Счастливый работник как основа организационной психологии Г. Уолласа.
М.В. Аринина..
Организационная психология является одной из наиболее активно развивающихся и востребованных отраслей психологического знания на сегодняшний день. В наших тезисах мы раскроем идеи британского социального психолога Грема Уолласа (Graham Wallas, 1858-1932), который еще в начале ХХ века одним из первых затронул психологические проблемы работы человека в организации. Многие его идеи звучат актуально и сегодня, но, к сожалению, малоизвестны в нашей стране.
Г. Уоллас рассматривал психологию труда с точки зрения приспособления человека к резко изменившейся материальной и социальной среде. Отличительной чертой взглядов ученого было то, что главной единицей анализа он считал счастье, испытываемое человеком. Он отмечал, что «люди, работающие на производстве в современном обществе, описывают себя как реже испытывающими счастье в течение рабочего дня, чем те, кто работал в примитивных ремеслах». [2; xii] Изменение условий работы требовало и изменения выработанного поколениями поведения, что вызывало сложности. Человек стал сильнее зависеть от учреждения, в котором он трудится, и его личные интересы стали диктоваться интересами организации, человек стал иметь меньше свободы. Таким образом, жизнь человека вне работы оказалась в прямой зависимости от того, насколько комфортно человек чувствует себя на работе. Решение данных проблем ученый видел в применении знаний и методов психологической науки.
Г. Уоллас признавал значимость исследований психотехников, в его книге «Великое общество» [2] есть ссылки на работы Ф. Тейлора и Г. Мюнстерберга.

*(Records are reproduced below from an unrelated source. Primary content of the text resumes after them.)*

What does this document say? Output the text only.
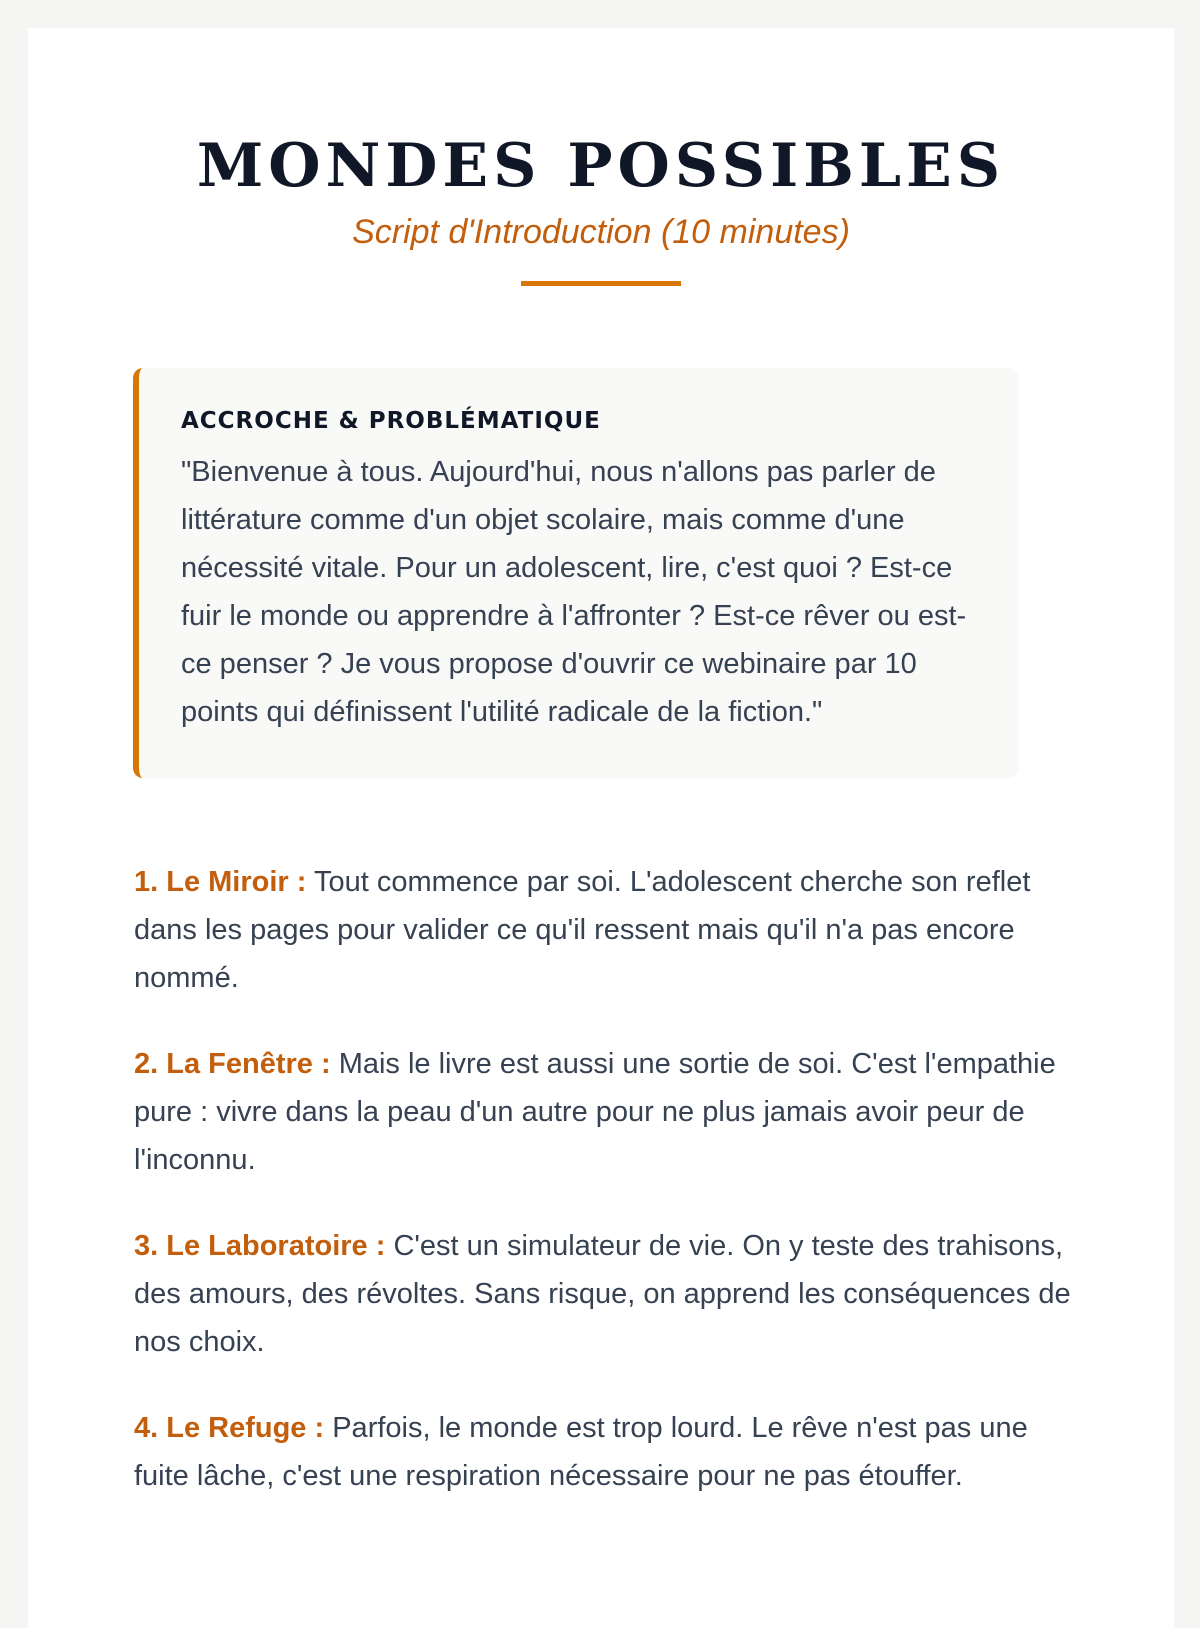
MONDES POSSIBLES

Script d'Introduction (10 minutes)

ACCROCHE & PROBLÉMATIQUE

"Bienvenue à tous. Aujourd'hui, nous n'allons pas parler de littérature comme d'un objet scolaire, mais comme d'une nécessité vitale. Pour un adolescent, lire, c'est quoi ? Est-ce fuir le monde ou apprendre à l'affronter ? Est-ce rêver ou est-ce penser ? Je vous propose d'ouvrir ce webinaire par 10 points qui définissent l'utilité radicale de la fiction."

1. Le Miroir : Tout commence par soi. L'adolescent cherche son reflet dans les pages pour valider ce qu'il ressent mais qu'il n'a pas encore nommé.

2. La Fenêtre : Mais le livre est aussi une sortie de soi. C'est l'empathie pure : vivre dans la peau d'un autre pour ne plus jamais avoir peur de l'inconnu.

3. Le Laboratoire : C'est un simulateur de vie. On y teste des trahisons, des amours, des révoltes. Sans risque, on apprend les conséquences de nos choix.

4. Le Refuge : Parfois, le monde est trop lourd. Le rêve n'est pas une fuite lâche, c'est une respiration nécessaire pour ne pas étouffer.
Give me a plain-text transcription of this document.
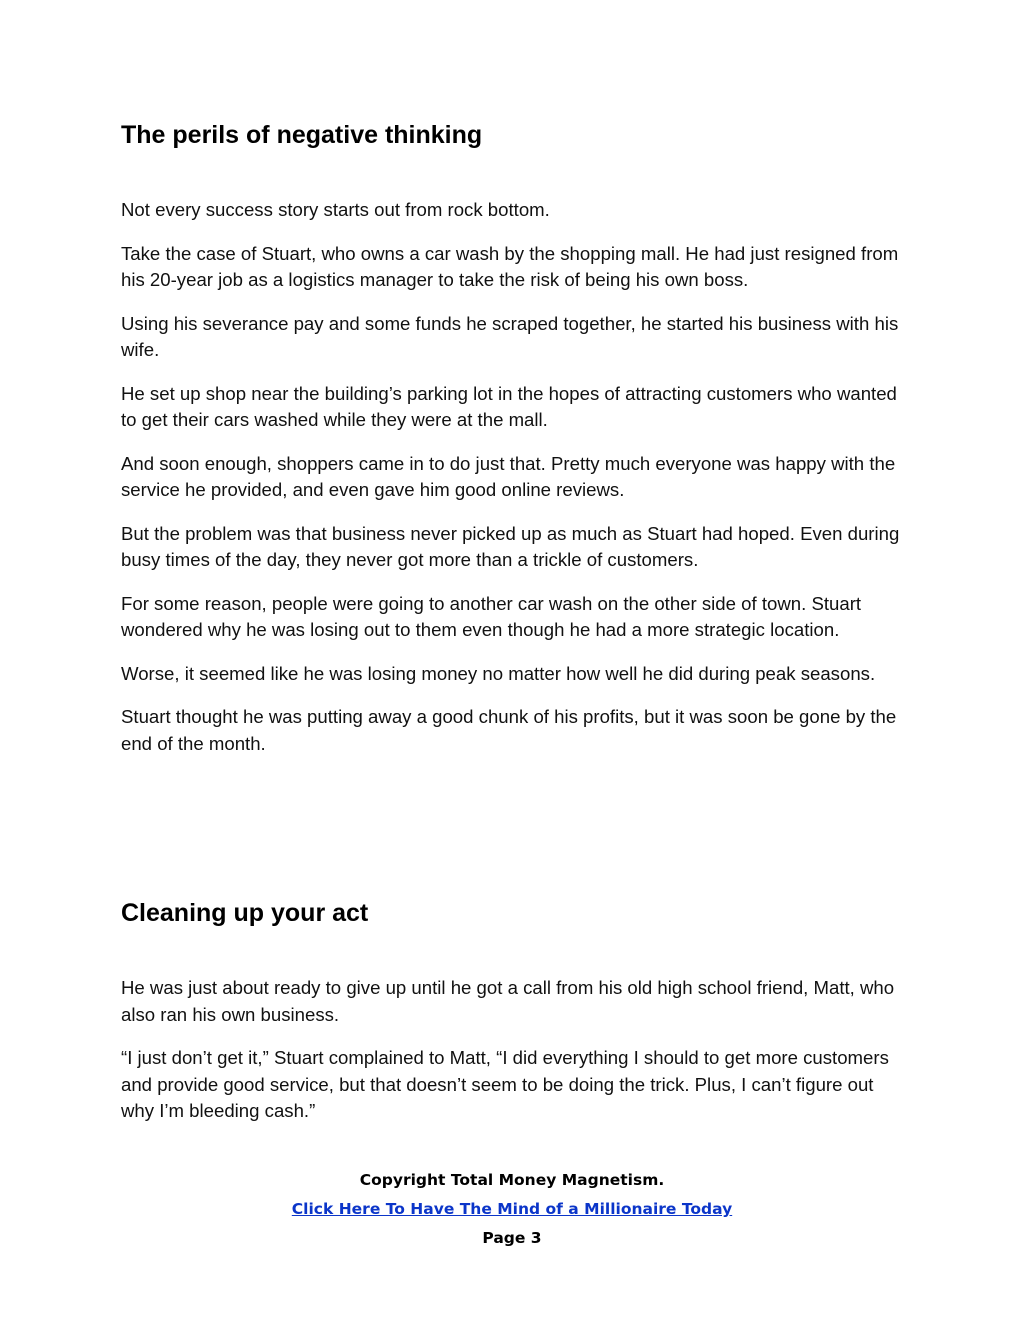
The perils of negative thinking

Not every success story starts out from rock bottom.

Take the case of Stuart, who owns a car wash by the shopping mall. He had just resigned from his 20-year job as a logistics manager to take the risk of being his own boss.

Using his severance pay and some funds he scraped together, he started his business with his wife.

He set up shop near the building’s parking lot in the hopes of attracting customers who wanted to get their cars washed while they were at the mall.

And soon enough, shoppers came in to do just that. Pretty much everyone was happy with the service he provided, and even gave him good online reviews.

But the problem was that business never picked up as much as Stuart had hoped. Even during busy times of the day, they never got more than a trickle of customers.

For some reason, people were going to another car wash on the other side of town. Stuart wondered why he was losing out to them even though he had a more strategic location.

Worse, it seemed like he was losing money no matter how well he did during peak seasons.

Stuart thought he was putting away a good chunk of his profits, but it was soon be gone by the end of the month.

Cleaning up your act

He was just about ready to give up until he got a call from his old high school friend, Matt, who also ran his own business.

“I just don’t get it,” Stuart complained to Matt, “I did everything I should to get more customers and provide good service, but that doesn’t seem to be doing the trick. Plus, I can’t figure out why I’m bleeding cash.”

Copyright Total Money Magnetism.
Click Here To Have The Mind of a Millionaire Today
Page 3
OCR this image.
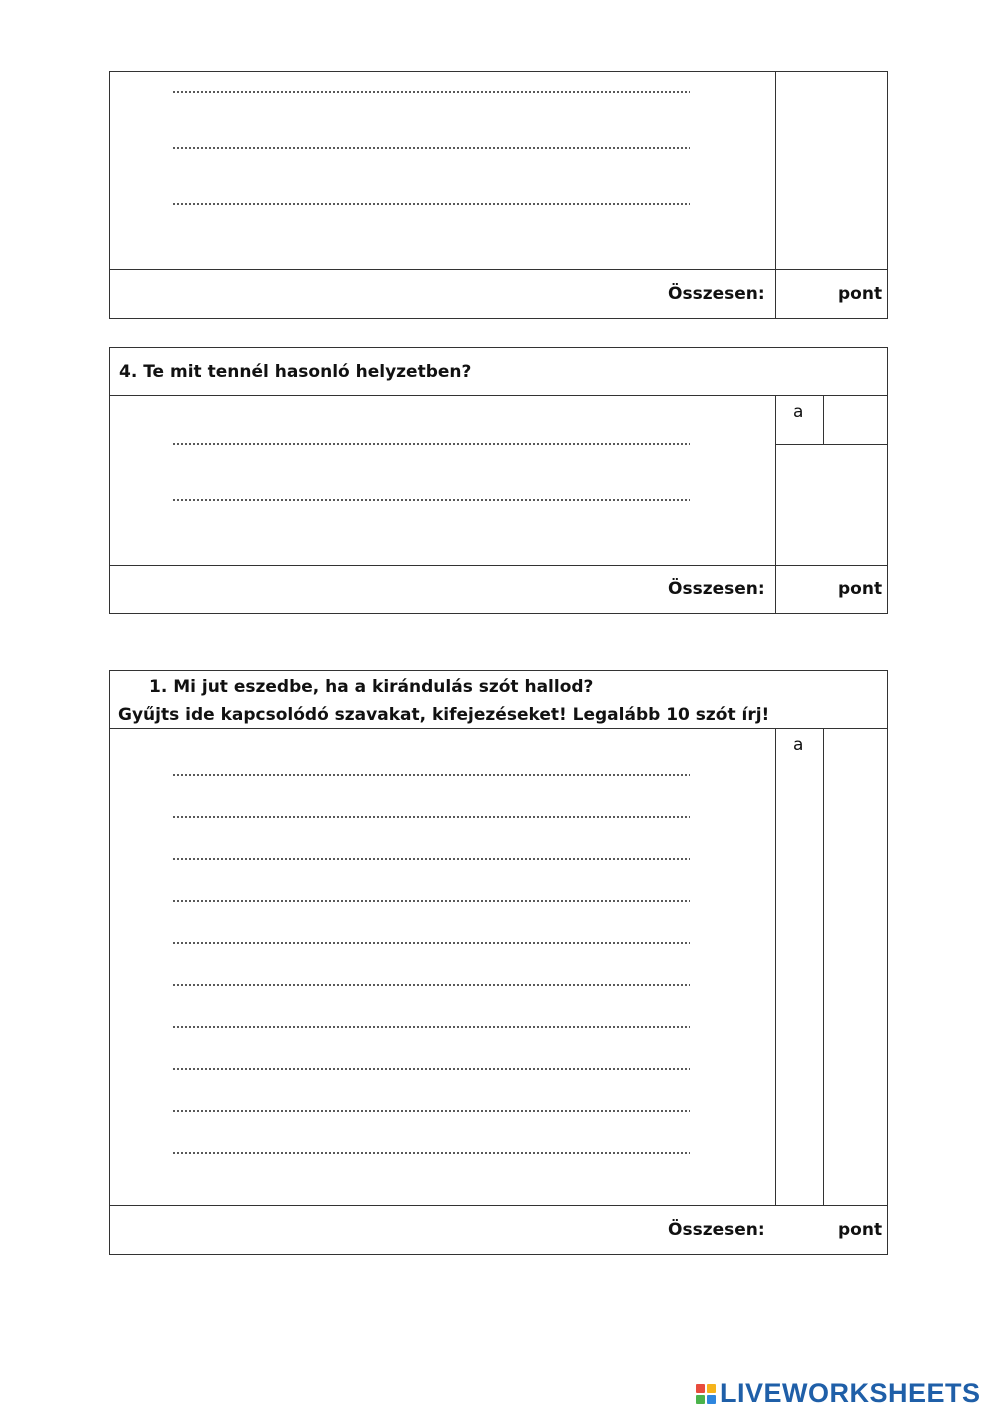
Összesen:	pont
4. Te mit tennél hasonló helyzetben?
a
Összesen:	pont
1. Mi jut eszedbe, ha a kirándulás szót hallod?
Gyűjts ide kapcsolódó szavakat, kifejezéseket! Legalább 10 szót írj!
a
Összesen:	pont
LIVEWORKSHEETS
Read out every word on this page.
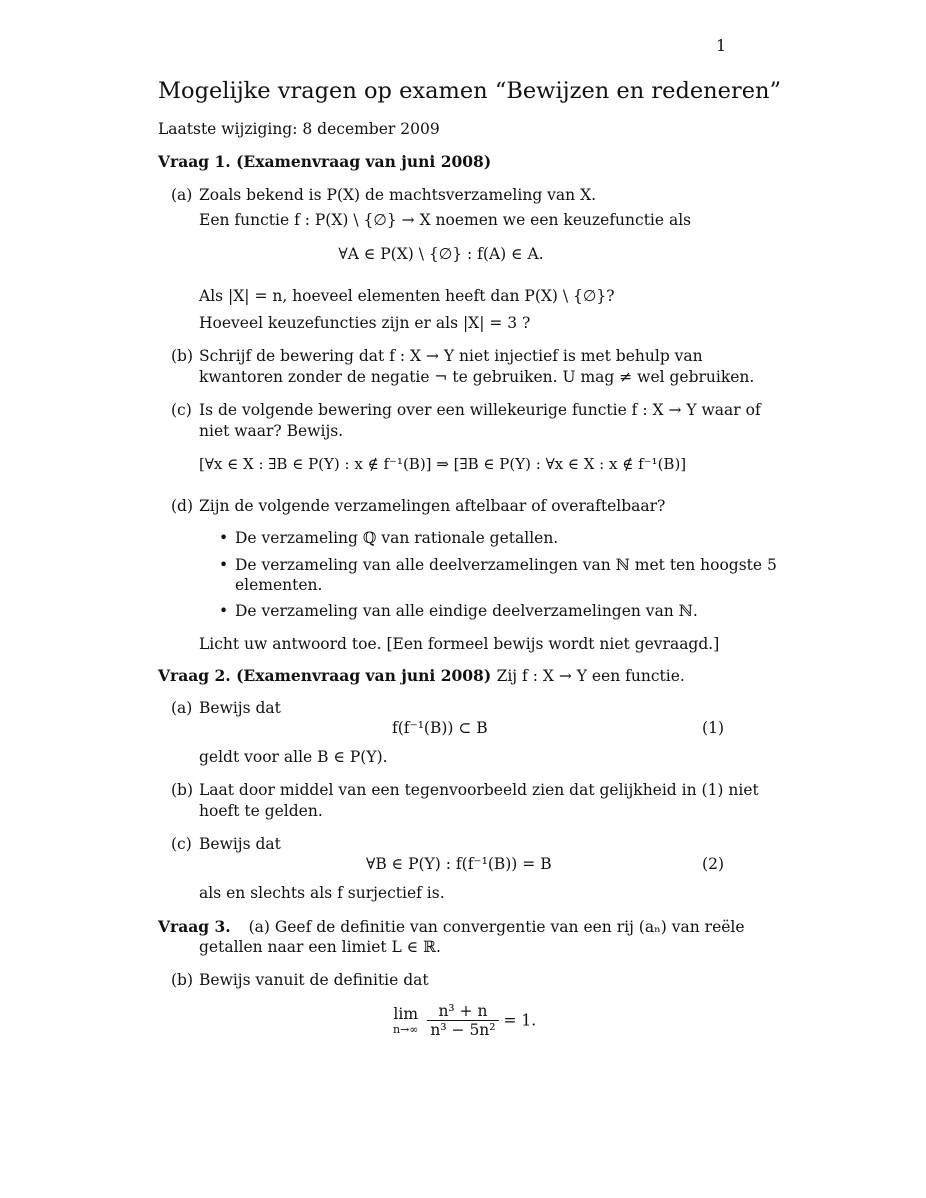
1
Mogelijke vragen op examen “Bewijzen en redeneren”
Laatste wijziging: 8 december 2009
Vraag 1. (Examenvraag van juni 2008)
(a) Zoals bekend is P(X) de machtsverzameling van X.
Een functie f : P(X) \ {∅} → X noemen we een keuzefunctie als
∀A ∈ P(X) \ {∅} : f(A) ∈ A.
Als |X| = n, hoeveel elementen heeft dan P(X) \ {∅}?
Hoeveel keuzefuncties zijn er als |X| = 3 ?
(b) Schrijf de bewering dat f : X → Y niet injectief is met behulp van
kwantoren zonder de negatie ¬ te gebruiken. U mag ≠ wel gebruiken.
(c) Is de volgende bewering over een willekeurige functie f : X → Y waar of
niet waar? Bewijs.
[∀x ∈ X : ∃B ∈ P(Y) : x ∉ f⁻¹(B)] ⇒ [∃B ∈ P(Y) : ∀x ∈ X : x ∉ f⁻¹(B)]
(d) Zijn de volgende verzamelingen aftelbaar of overaftelbaar?
• De verzameling ℚ van rationale getallen.
• De verzameling van alle deelverzamelingen van ℕ met ten hoogste 5
elementen.
• De verzameling van alle eindige deelverzamelingen van ℕ.
Licht uw antwoord toe. [Een formeel bewijs wordt niet gevraagd.]
Vraag 2. (Examenvraag van juni 2008) Zij f : X → Y een functie.
(a) Bewijs dat
f(f⁻¹(B)) ⊂ B	(1)
geldt voor alle B ∈ P(Y).
(b) Laat door middel van een tegenvoorbeeld zien dat gelijkheid in (1) niet
hoeft te gelden.
(c) Bewijs dat
∀B ∈ P(Y) : f(f⁻¹(B)) = B	(2)
als en slechts als f surjectief is.
Vraag 3. (a) Geef de definitie van convergentie van een rij (aₙ) van reële
getallen naar een limiet L ∈ ℝ.
(b) Bewijs vanuit de definitie dat
lim
n→∞
$\frac{\text{n³ + n}}{\text{n³ − 5n²}} = 1$.
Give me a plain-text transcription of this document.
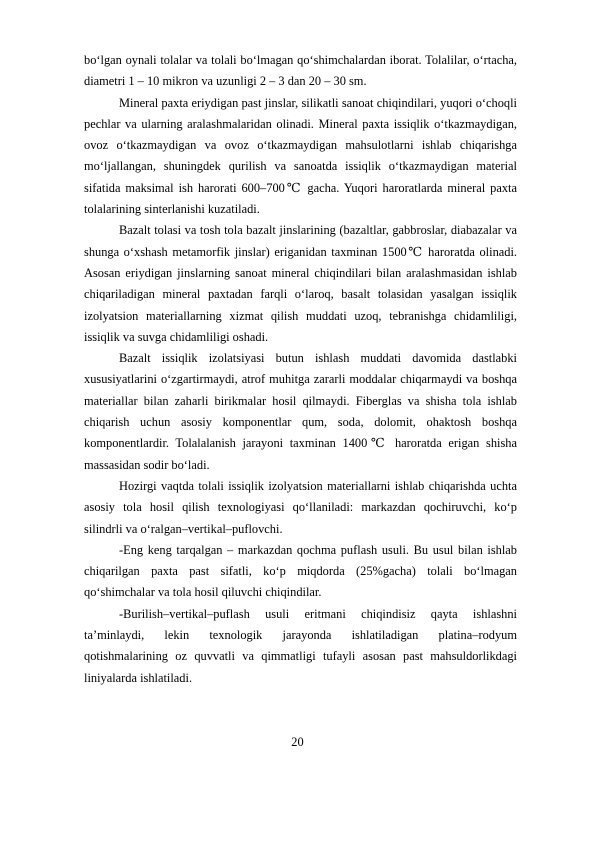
boʻlgan oynali tolalar va tolali boʻlmagan qoʻshimchalardan iborat. Tolalilar, oʻrtacha, diametri 1 – 10 mikron va uzunligi 2 – 3 dan 20 – 30 sm.

Mineral paxta eriydigan past jinslar, silikatli sanoat chiqindilari, yuqori oʻchoqli pechlar va ularning aralashmalaridan olinadi. Mineral paxta issiqlik oʻtkazmaydigan, ovoz oʻtkazmaydigan va ovoz oʻtkazmaydigan mahsulotlarni ishlab chiqarishga moʻljallangan, shuningdek qurilish va sanoatda issiqlik oʻtkazmaydigan material sifatida maksimal ish harorati 600–700℃ gacha. Yuqori haroratlarda mineral paxta tolalarining sinterlanishi kuzatiladi.

Bazalt tolasi va tosh tola bazalt jinslarining (bazaltlar, gabbroslar, diabazalar va shunga oʻxshash metamorfik jinslar) eriganidan taxminan 1500℃ haroratda olinadi. Asosan eriydigan jinslarning sanoat mineral chiqindilari bilan aralashmasidan ishlab chiqariladigan mineral paxtadan farqli oʻlaroq, basalt tolasidan yasalgan issiqlik izolyatsion materiallarning xizmat qilish muddati uzoq, tebranishga chidamliligi, issiqlik va suvga chidamliligi oshadi.

Bazalt issiqlik izolatsiyasi butun ishlash muddati davomida dastlabki xususiyatlarini oʻzgartirmaydi, atrof muhitga zararli moddalar chiqarmaydi va boshqa materiallar bilan zaharli birikmalar hosil qilmaydi. Fiberglas va shisha tola ishlab chiqarish uchun asosiy komponentlar qum, soda, dolomit, ohaktosh boshqa komponentlardir. Tolalalanish jarayoni taxminan 1400℃ haroratda erigan shisha massasidan sodir boʻladi.

Hozirgi vaqtda tolali issiqlik izolyatsion materiallarni ishlab chiqarishda uchta asosiy tola hosil qilish texnologiyasi qoʻllaniladi: markazdan qochiruvchi, koʻp silindrli va oʻralgan–vertikal–puflovchi.

-Eng keng tarqalgan – markazdan qochma puflash usuli. Bu usul bilan ishlab chiqarilgan paxta past sifatli, koʻp miqdorda (25%gacha) tolali boʻlmagan qoʻshimchalar va tola hosil qiluvchi chiqindilar.

-Burilish–vertikal–puflash usuli eritmani chiqindisiz qayta ishlashni taʼminlaydi, lekin texnologik jarayonda ishlatiladigan platina–rodyum qotishmalarining oz quvvatli va qimmatligi tufayli asosan past mahsuldorlikdagi liniyalarda ishlatiladi.

20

Однако со многими их идеями ученый не мог согласиться. Основным недостатком научного менеджмента Г. Уоллас считал «излишнее упрощение проблемы использованием результата максимального выпуска продукции в рассмотрении факторов, в которых более подходящим является рассмотрение максимального счастья человека и максимальное благополучие человека». [2; 350]
Ученый добавлял, что комфорт на работе во многом зависит от взаимоотношений с коллегами, а также от той системы, по которой работа оценивается. Рассматривая вопросы организации труда, Г. Уоллас опирался также и на свои представления о социальной группе. Он полагал, что большую роль играет количество людей, с которыми человек непосредственно взаимодействует на работе. Это должно быть такое количество, которое человек может с легкостью запомнить и установить личностный контакт, при этом, у него должно быть положительное отношение к данным людям. «Человек может любить людей в целом, но ему нравятся только те, чьи имена, лица и характер они могут вспомнить без сознательного усилия. Если он работает в организации, насчитывающей тысячу человек, и его отношение ни к одному из них не является постоянным и особенным, то не будет никого, кто ему может нравиться». [2; 355] Исходя из таких соображений, Г. Уоллас считал, что для повышения успешности работы полезной будет так называемая «бригадная система». Объединение людей в группы способствует не только более благоприятному психологическому состоянию в процессе труда, но и в процессе проверки качества и оценки выполненной работы. В группе должно быть примерно 25 человек, хотя количество может варьироваться в зависимости от характера работы и количества времени, которое сотрудники проводят вместе.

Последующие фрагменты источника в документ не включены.